UF President Kent Fuchs Announces Plans to Transition from President to Professor
from UF News
University of Florida President Kent Fuchs announced in a video released today that he is planning for this to be his last year as president, capping a tenure in which the university has joined the ranks of the nation’s very best public universities.
Fuchs, 67, is serving in his eighth year after becoming the university’s 12th president in January 2015.
Fuchs told UF Board of Trustees Chair Mori Hosseini in August 2021 that he would like to transition from president to professor. The two agreed that Fuchs would share his plans with the UF community in January 2022 and that he would continue to serve through the completion in fall 2022 of UF’s highly successful capital campaign and until the next president is appointed, which is expected to occur by early 2023.
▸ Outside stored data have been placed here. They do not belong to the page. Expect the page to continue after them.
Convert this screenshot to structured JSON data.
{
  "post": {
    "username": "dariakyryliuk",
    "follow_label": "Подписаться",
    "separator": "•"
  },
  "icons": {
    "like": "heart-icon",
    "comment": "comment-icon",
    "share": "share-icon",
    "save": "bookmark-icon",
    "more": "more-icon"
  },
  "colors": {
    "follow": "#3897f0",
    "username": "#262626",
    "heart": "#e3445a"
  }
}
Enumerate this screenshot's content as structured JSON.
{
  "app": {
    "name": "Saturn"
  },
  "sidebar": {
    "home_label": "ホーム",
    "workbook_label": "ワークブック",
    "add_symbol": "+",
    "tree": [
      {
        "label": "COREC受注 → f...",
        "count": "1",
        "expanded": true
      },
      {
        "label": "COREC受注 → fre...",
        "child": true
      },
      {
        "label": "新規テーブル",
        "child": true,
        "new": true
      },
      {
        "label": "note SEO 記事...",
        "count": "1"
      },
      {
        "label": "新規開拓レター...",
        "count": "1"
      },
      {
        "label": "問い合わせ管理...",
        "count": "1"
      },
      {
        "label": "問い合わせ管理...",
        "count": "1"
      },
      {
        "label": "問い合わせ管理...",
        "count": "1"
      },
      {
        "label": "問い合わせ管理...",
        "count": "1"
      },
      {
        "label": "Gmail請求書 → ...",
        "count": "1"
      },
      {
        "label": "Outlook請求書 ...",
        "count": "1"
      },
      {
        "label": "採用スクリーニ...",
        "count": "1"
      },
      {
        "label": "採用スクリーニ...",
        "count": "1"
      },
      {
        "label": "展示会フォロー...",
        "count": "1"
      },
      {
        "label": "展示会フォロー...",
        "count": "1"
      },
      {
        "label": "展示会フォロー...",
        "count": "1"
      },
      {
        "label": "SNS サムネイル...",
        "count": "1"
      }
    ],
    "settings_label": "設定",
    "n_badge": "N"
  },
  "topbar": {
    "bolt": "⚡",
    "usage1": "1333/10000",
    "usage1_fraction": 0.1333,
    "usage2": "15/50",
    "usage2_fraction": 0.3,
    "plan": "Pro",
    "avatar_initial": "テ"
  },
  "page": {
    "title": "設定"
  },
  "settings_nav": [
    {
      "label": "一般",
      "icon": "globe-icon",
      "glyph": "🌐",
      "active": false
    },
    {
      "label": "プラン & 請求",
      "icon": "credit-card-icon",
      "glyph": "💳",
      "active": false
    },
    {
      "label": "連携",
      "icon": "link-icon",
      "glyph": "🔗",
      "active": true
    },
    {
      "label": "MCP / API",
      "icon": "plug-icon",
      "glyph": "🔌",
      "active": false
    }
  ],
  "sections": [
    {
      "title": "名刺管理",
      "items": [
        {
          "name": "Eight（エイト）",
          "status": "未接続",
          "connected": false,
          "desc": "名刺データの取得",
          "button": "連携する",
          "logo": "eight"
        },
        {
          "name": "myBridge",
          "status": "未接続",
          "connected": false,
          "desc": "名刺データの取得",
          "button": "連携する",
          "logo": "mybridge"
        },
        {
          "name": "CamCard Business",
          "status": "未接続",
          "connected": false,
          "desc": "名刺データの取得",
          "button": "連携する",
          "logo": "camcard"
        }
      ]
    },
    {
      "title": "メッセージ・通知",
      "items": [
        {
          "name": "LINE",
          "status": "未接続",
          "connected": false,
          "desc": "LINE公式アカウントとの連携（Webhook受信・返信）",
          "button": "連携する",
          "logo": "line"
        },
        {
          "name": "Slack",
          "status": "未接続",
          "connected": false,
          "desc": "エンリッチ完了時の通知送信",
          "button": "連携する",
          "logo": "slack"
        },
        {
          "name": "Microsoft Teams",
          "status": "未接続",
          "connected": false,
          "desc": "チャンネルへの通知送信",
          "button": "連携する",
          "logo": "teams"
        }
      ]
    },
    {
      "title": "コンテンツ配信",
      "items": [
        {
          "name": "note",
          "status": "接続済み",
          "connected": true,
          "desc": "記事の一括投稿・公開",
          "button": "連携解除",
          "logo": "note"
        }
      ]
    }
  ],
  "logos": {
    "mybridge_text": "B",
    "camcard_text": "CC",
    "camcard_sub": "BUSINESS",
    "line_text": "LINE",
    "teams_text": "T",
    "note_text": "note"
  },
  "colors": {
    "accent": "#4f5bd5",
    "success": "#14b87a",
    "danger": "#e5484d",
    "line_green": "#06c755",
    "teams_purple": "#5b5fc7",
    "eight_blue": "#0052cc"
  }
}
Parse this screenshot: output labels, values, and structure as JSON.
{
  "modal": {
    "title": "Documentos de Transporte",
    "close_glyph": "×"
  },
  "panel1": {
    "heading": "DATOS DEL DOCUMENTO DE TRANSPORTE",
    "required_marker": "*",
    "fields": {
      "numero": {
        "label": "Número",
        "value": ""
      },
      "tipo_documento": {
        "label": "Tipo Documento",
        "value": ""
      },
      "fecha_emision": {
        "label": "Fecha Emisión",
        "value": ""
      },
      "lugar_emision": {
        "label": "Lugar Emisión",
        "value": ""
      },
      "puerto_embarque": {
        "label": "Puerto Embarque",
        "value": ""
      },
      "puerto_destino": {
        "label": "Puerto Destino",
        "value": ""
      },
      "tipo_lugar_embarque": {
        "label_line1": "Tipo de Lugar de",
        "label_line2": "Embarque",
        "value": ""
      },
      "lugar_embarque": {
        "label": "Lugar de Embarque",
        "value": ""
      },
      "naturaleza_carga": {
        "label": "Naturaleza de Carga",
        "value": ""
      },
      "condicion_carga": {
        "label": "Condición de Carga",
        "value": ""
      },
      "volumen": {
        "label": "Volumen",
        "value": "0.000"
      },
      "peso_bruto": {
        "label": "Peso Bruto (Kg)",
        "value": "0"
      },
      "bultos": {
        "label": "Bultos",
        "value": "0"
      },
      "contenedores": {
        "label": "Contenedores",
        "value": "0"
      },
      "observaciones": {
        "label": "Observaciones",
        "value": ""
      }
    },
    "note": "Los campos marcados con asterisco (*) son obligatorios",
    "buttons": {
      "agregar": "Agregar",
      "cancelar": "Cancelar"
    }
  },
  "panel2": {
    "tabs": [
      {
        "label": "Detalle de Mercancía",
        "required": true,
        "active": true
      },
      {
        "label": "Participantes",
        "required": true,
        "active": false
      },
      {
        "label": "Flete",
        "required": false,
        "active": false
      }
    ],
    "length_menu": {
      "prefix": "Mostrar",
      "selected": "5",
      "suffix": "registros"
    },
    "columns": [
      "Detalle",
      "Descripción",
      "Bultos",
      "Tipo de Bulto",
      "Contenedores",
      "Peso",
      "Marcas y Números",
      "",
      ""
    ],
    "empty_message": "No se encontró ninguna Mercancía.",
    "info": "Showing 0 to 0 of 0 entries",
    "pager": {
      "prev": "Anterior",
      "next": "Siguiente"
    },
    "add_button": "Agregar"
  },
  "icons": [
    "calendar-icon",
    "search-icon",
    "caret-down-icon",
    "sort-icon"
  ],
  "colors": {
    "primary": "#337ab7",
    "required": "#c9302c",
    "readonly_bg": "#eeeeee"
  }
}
“When I was appointed in 2014, I was asked to make three commitments to the Board of Trustees and the Board of Governors,” Fuchs said in the video. “First, that I would work to raise the stature of UF to be among the nation’s top 10 public universities. Second, that UF would launch and complete a $3 billion fundraising campaign. Third, that UF would not increase its tuition while I served as president. Those promises were made and those promises were kept.”
Fuchs said he has informed the trustees that after he leaves his position, he will take a sabbatical, then return to UF as a professor in his home department of electrical and computer engineering. There, he will join his colleagues in teaching and conducting research.